Но Шеске не надо ничего обдумывать заново. Рурк возвращается, неся две кружки с надписью «Вооруженные силы», в которые налит горячий, пахнущий орехами кофе. В кружку Шески отправятся три ложечки сахара. И чуть-чуть свежих сливок. Рурк знает Шеску, и никакого досье ему не требуется.
– Что случилось с Мичумом? – спрашивает Рурк, усаживаясь.
– Они с Чарли были… это самое. Ты видел рапорт. Они пошли в отель. И погибли при пожаре. Чарли курил и, наверное, уснул.
– Чарли был геем? Неправда.
Шеска пьет кофе, он абсолютно спокоен. Надо только выйти из этого дома – и он будет свободен. Пора перемешать шепотку правды со щепоткой лжи. Сначала ложь.
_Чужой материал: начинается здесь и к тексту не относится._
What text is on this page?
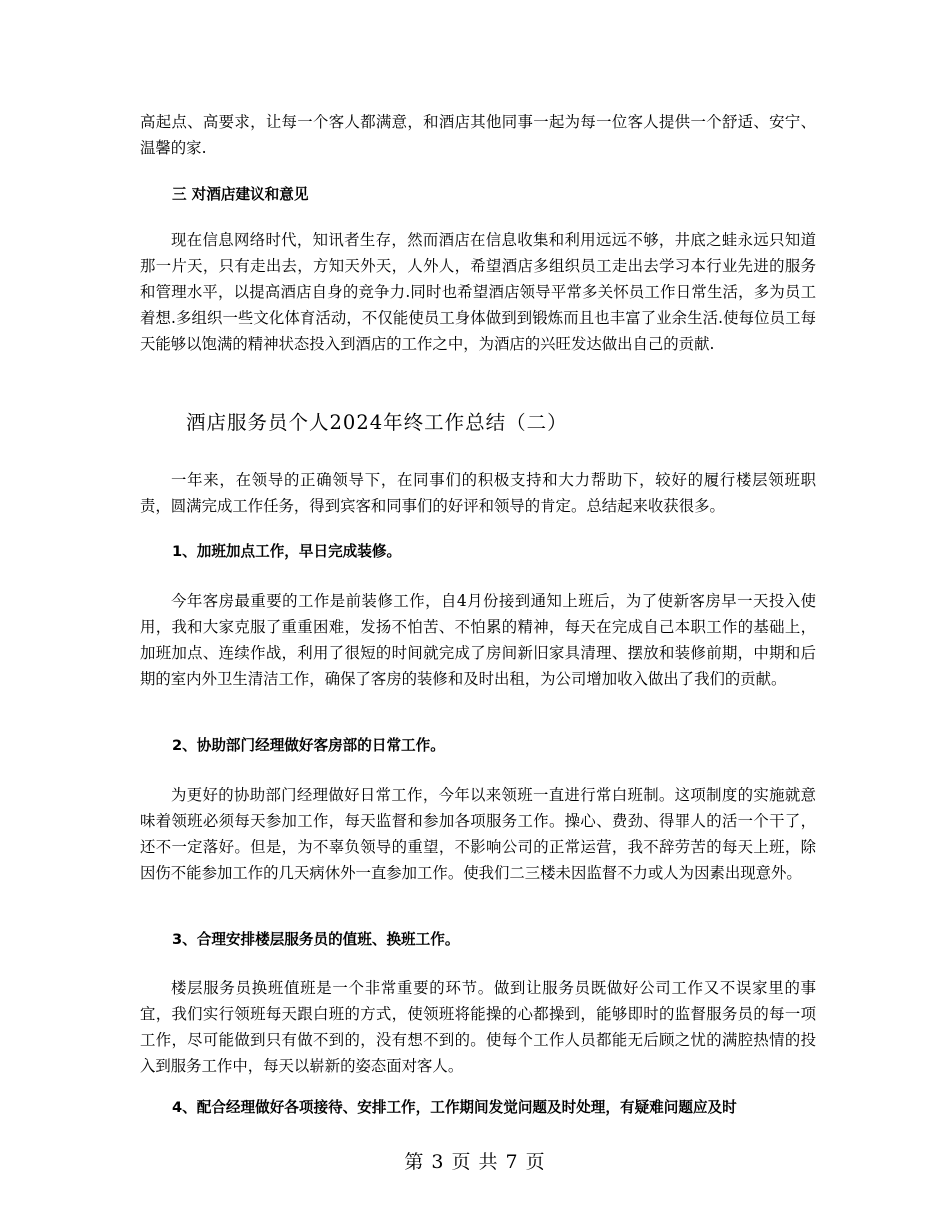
高起点、高要求，让每一个客人都满意，和酒店其他同事一起为每一位客人提供一个舒适、安宁、温馨的家.

三 对酒店建议和意见

现在信息网络时代，知讯者生存，然而酒店在信息收集和利用远远不够，井底之蛙永远只知道那一片天，只有走出去，方知天外天，人外人，希望酒店多组织员工走出去学习本行业先进的服务和管理水平，以提高酒店自身的竞争力.同时也希望酒店领导平常多关怀员工作日常生活，多为员工着想.多组织一些文化体育活动，不仅能使员工身体做到到锻炼而且也丰富了业余生活.使每位员工每天能够以饱满的精神状态投入到酒店的工作之中，为酒店的兴旺发达做出自己的贡献.

酒店服务员个人2024年终工作总结（二）

一年来，在领导的正确领导下，在同事们的积极支持和大力帮助下，较好的履行楼层领班职责，圆满完成工作任务，得到宾客和同事们的好评和领导的肯定。总结起来收获很多。

1、加班加点工作，早日完成装修。

今年客房最重要的工作是前装修工作，自4月份接到通知上班后，为了使新客房早一天投入使用，我和大家克服了重重困难，发扬不怕苦、不怕累的精神，每天在完成自己本职工作的基础上，加班加点、连续作战，利用了很短的时间就完成了房间新旧家具清理、摆放和装修前期，中期和后期的室内外卫生清洁工作，确保了客房的装修和及时出租，为公司增加收入做出了我们的贡献。

2、协助部门经理做好客房部的日常工作。

为更好的协助部门经理做好日常工作，今年以来领班一直进行常白班制。这项制度的实施就意味着领班必须每天参加工作，每天监督和参加各项服务工作。操心、费劲、得罪人的活一个干了，还不一定落好。但是，为不辜负领导的重望，不影响公司的正常运营，我不辞劳苦的每天上班，除因伤不能参加工作的几天病休外一直参加工作。使我们二三楼未因监督不力或人为因素出现意外。

3、合理安排楼层服务员的值班、换班工作。

楼层服务员换班值班是一个非常重要的环节。做到让服务员既做好公司工作又不误家里的事宜，我们实行领班每天跟白班的方式，使领班将能操的心都操到，能够即时的监督服务员的每一项工作，尽可能做到只有做不到的，没有想不到的。使每个工作人员都能无后顾之忧的满腔热情的投入到服务工作中，每天以崭新的姿态面对客人。

4、配合经理做好各项接待、安排工作，工作期间发觉问题及时处理，有疑难问题应及时

第 3 页 共 7 页
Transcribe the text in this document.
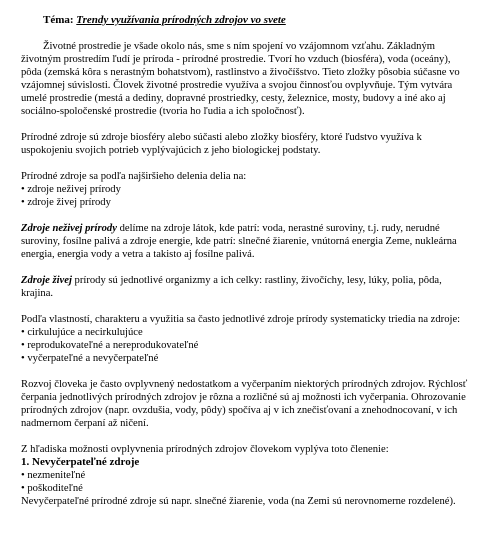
Téma: Trendy využívania prírodných zdrojov vo svete

Životné prostredie je všade okolo nás, sme s ním spojení vo vzájomnom vzťahu. Základným životným prostredím ľudí je príroda - prírodné prostredie. Tvorí ho vzduch (biosféra), voda (oceány), pôda (zemská kôra s nerastným bohatstvom), rastlinstvo a živočíšstvo. Tieto zložky pôsobia súčasne vo vzájomnej súvislosti. Človek životné prostredie využíva a svojou činnosťou ovplyvňuje. Tým vytvára umelé prostredie (mestá a dediny, dopravné prostriedky, cesty, železnice, mosty, budovy a iné ako aj sociálno-spoločenské prostredie (tvoria ho ľudia a ich spoločnosť).

Prírodné zdroje sú zdroje biosféry alebo súčasti alebo zložky biosféry, ktoré ľudstvo využíva k uspokojeniu svojich potrieb vyplývajúcich z jeho biologickej podstaty.

Prírodné zdroje sa podľa najširšieho delenia delia na:

• zdroje neživej prírody
• zdroje živej prírody

Zdroje neživej prírody delíme na zdroje látok, kde patrí: voda, nerastné suroviny, t.j. rudy, nerudné suroviny, fosílne palivá a zdroje energie, kde patrí: slnečné žiarenie, vnútorná energia Zeme, nukleárna energia, energia vody a vetra a takisto aj fosílne palivá.

Zdroje živej prírody sú jednotlivé organizmy a ich celky: rastliny, živočíchy, lesy, lúky, polia, pôda, krajina.

Podľa vlastností, charakteru a využitia sa často jednotlivé zdroje prírody systematicky triedia na zdroje:

• cirkulujúce a necirkulujúce
• reprodukovateľné a nereprodukovateľné
• vyčerpateľné a nevyčerpateľné

Rozvoj človeka je často ovplyvnený nedostatkom a vyčerpaním niektorých prírodných zdrojov. Rýchlosť čerpania jednotlivých prírodných zdrojov je rôzna a rozličné sú aj možnosti ich vyčerpania. Ohrozovanie prírodných zdrojov (napr. ovzdušia, vody, pôdy) spočíva aj v ich znečisťovaní a znehodnocovaní, v ich nadmernom čerpaní až ničení.

Z hľadiska možnosti ovplyvnenia prírodných zdrojov človekom vyplýva toto členenie:

1. Nevyčerpateľné zdroje
• nezmeniteľné
• poškoditeľné

Nevyčerpateľné prírodné zdroje sú napr. slnečné žiarenie, voda (na Zemi sú nerovnomerne rozdelené).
– Последние месяцы Чарли много экспериментировал.
Теперь правда.
– Он умирал от рака.
Рурк ставит кружку на стол. Шеска кивает.
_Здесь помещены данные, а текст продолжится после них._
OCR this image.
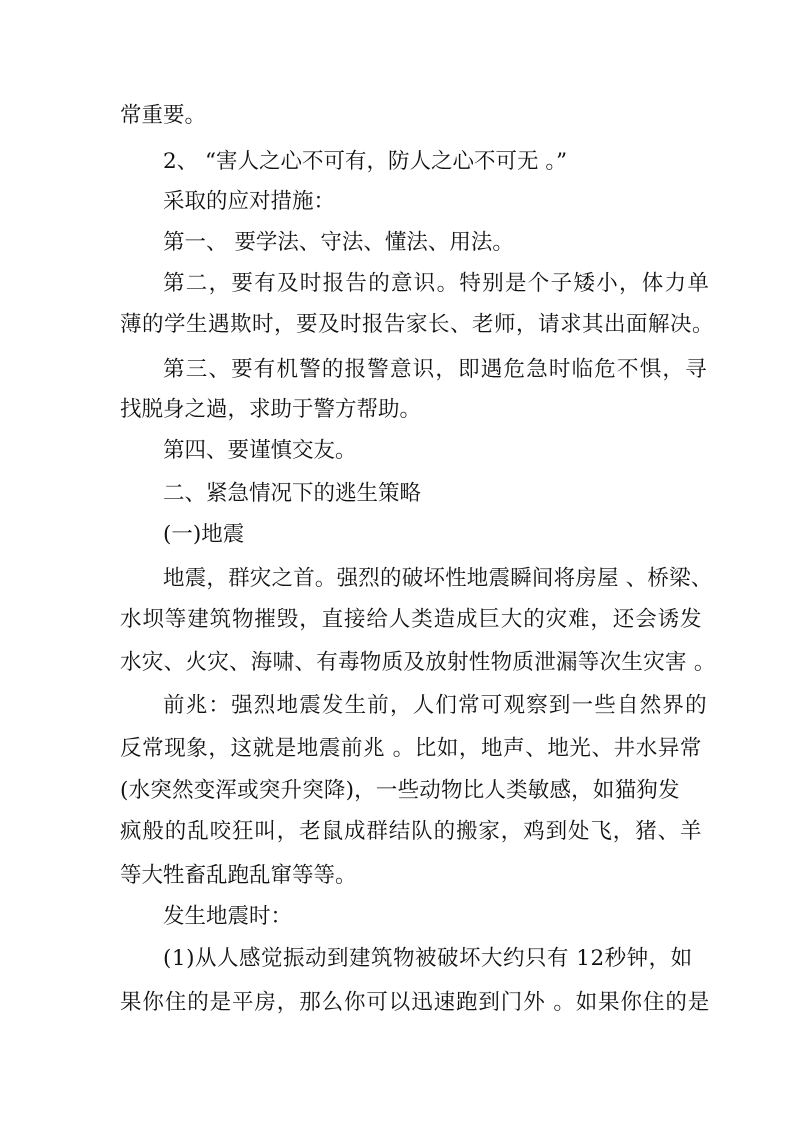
常重要。
2、 “害人之心不可有，防人之心不可无 。”
采取的应对措施：
第一、 要学法、守法、懂法、用法。
第二，要有及时报告的意识。特别是个子矮小，体力单
薄的学生遇欺时，要及时报告家长、老师，请求其出面解决。
第三、要有机警的报警意识，即遇危急时临危不惧，寻
找脱身之過，求助于警方帮助。
第四、要谨慎交友。
二、紧急情况下的逃生策略
(一)地震
地震，群灾之首。强烈的破坏性地震瞬间将房屋 、桥梁、
水坝等建筑物摧毁，直接给人类造成巨大的灾难，还会诱发
水灾、火灾、海啸、有毒物质及放射性物质泄漏等次生灾害 。
前兆：强烈地震发生前，人们常可观察到一些自然界的
反常现象，这就是地震前兆 。比如，地声、地光、井水异常
(水突然变浑或突升突降)，一些动物比人类敏感，如猫狗发
疯般的乱咬狂叫，老鼠成群结队的搬家，鸡到处飞，猪、羊
等大牲畜乱跑乱窜等等。
发生地震时：
(1)从人感觉振动到建筑物被破坏大约只有 12秒钟，如
果你住的是平房，那么你可以迅速跑到门外 。如果你住的是
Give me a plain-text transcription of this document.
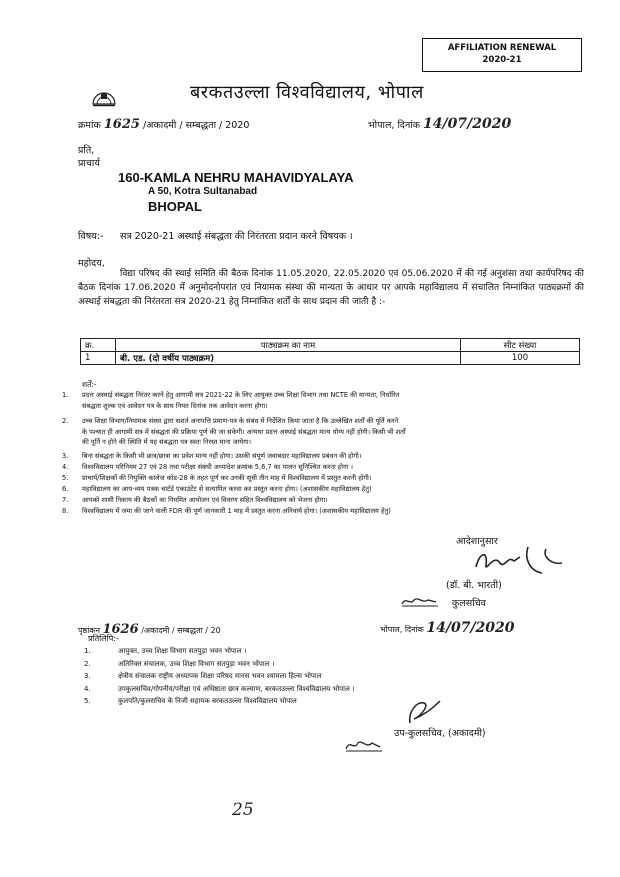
AFFILIATION RENEWAL
2020-21
बरकतउल्ला विश्वविद्यालय, भोपाल
क्रमांक 1625 /अकादमी / सम्बद्धता / 2020	भोपाल, दिनांक 14/07/2020
प्रति,
प्राचार्य
160-KAMLA NEHRU MAHAVIDYALAYA
A 50, Kotra Sultanabad
BHOPAL
विषय:- सत्र 2020-21 अस्थाई संबद्धता की निरंतरता प्रदान करने विषयक ।
महोदय,
विद्या परिषद की स्थाई समिति की बैठक दिनांक 11.05.2020, 22.05.2020 एवं 05.06.2020 में की गई अनुशंसा तथा कार्यपरिषद की बैठक दिनांक 17.06.2020 में अनुमोदनोपरांत एवं नियामक संस्था की मान्यता के आधार पर आपके महाविद्यालय में संचालित निम्नांकित पाठ्यक्रमों की अस्थाई संबद्धता की निरंतरता सत्र 2020-21 हेतु निम्नांकित शर्तों के साथ प्रदान की जाती है :-
क्र.	पाठ्यक्रम का नाम	सीट संख्या
1	बी. एड. (दो वर्षीय पाठ्यक्रम)	100
शर्तें:-
1. प्रदत्त अस्थाई संबद्धता निरंतर करने हेतु आगामी सत्र 2021-22 के लिए आयुक्त उच्च शिक्षा विभाग तथा NCTE की मान्यता, निर्धारित
संबद्धता शुल्क एवं आवेदन पत्र के साथ नियत दिनांक तक आवेदन करना होगा।
2. उच्च शिक्षा विभाग/नियामक संस्था द्वारा सशर्त अनापत्ति प्रमाण-पत्र के संबंध में निर्देशित किया जाता है कि उल्लेखित शर्तों की पूर्ति करने
के पश्चात ही आगामी सत्र में संबद्धता की प्रक्रिया पूर्ण की जा सकेगी। अन्यथा प्रदत्त अस्थाई संबद्धता मान्य योग्य नहीं होगी। किसी भी शर्तों
की पूर्ति न होने की स्थिति में यह संबद्धता पत्र स्वतः निरस्त माना जायेगा।
3. बिना संबद्धता के किसी भी छात्र/छात्रा का प्रवेश मान्य नहीं होगा। उसकी संपूर्ण जवाबदार महाविद्यालय प्रबंधन की होगी।
4. विश्वविद्यालय परिनियम 27 एवं 28 तथा परीक्षा संबंधी अध्यादेश क्रमांक 5,6,7 का पालन सुनिश्चित करना होगा ।
5. प्राचार्य/शिक्षकों की नियुक्ति कालेज कोड-28 के तहत पूर्ण कर उनकी सूची तीन माह में विश्वविद्यालय में प्रस्तुत करनी होगी।
6. महाविद्यालय का आय-व्यय पत्रक चार्टर्ड एकाउंटेंट से सत्यापित करवा कर प्रस्तुत करना होगा। (अशासकीय महाविद्यालय हेतु)
7. आपको शासी निकाय की बैठकों का नियमित आयोजन एवं विवरण सहित विश्वविद्यालय को भेजना होगा।
8. विश्वविद्यालय में जमा की जाने वाली FDR की पूर्ण जानकारी 1 माह में प्रस्तुत करना अनिवार्य होगा। (अशासकीय महाविद्यालय हेतु)
आदेशानुसार
(डॉ. बी. भारती)
कुलसचिव
पृष्ठांकन 1626 /अकादमी / सम्बद्धता / 20	भोपाल, दिनांक 14/07/2020
प्रतिलिपि:-
1.	आयुक्त, उच्च शिक्षा विभाग सतपुड़ा भवन भोपाल ।
2.	अतिरिक्त संचालक, उच्च शिक्षा विभाग सतपुड़ा भवन भोपाल ।
3.	क्षेत्रीय संचालक राष्ट्रीय अध्यापक शिक्षा परिषद मानस भवन श्यामला हिल्स भोपाल
4.	उपकुलसचिव/गोपनीय/परीक्षा एवं अधिष्ठाता छात्र कल्याण, बरकतउल्ला विश्वविद्यालय भोपाल ।
5.	कुलपति/कुलसचिव के निजी सहायक बरकतउल्ला विश्वविद्यालय भोपाल
उप-कुलसचिव, (अकादमी)
25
– Проверь его медицинскую карту. Ему оставалось несколько недель. Наркотики могли убить боль, но она возвращалась. Поэтому он экспериментировал. Хотел все испытать. Съездил в казино в Атлантик-Сити. Попробовал кокаин. Я в это не лез. Мичум был одним из вариантов.
Когда-то – давным-давно – было время, когда он ни за что не смог бы обмануть Рурка.
– А что касается семьи Чарли, то я все устроил. Полностью оплаченные колледжи для детей. Двойная пенсия для жены. Я сделал все, что мог. Между нами говоря, я иногда сомневаюсь, был ли проклятый пожар случайностью. Настоящим гомиком был Мичум, а не Чарли. Может быть, Чарли почувствовал себя униженным. Может быть, у него начались боли. Не хочу знать. Самоубийство означает уменьшение льгот.
Их столько связывает. Но Шеска слышит, как тикают часы.
– Я не могу решить, говоришь ли ты мне правду или просто то, что я хочу услышать, – вздыхает Рурк. – Буду откровенен. Если материалы у тебя, оставь их мне. Я все им передам. И уходи. Иди куда хочешь. Отправляйся туда, куда у тебя заготовлены билеты. Они никогда не узнают, что ты был здесь.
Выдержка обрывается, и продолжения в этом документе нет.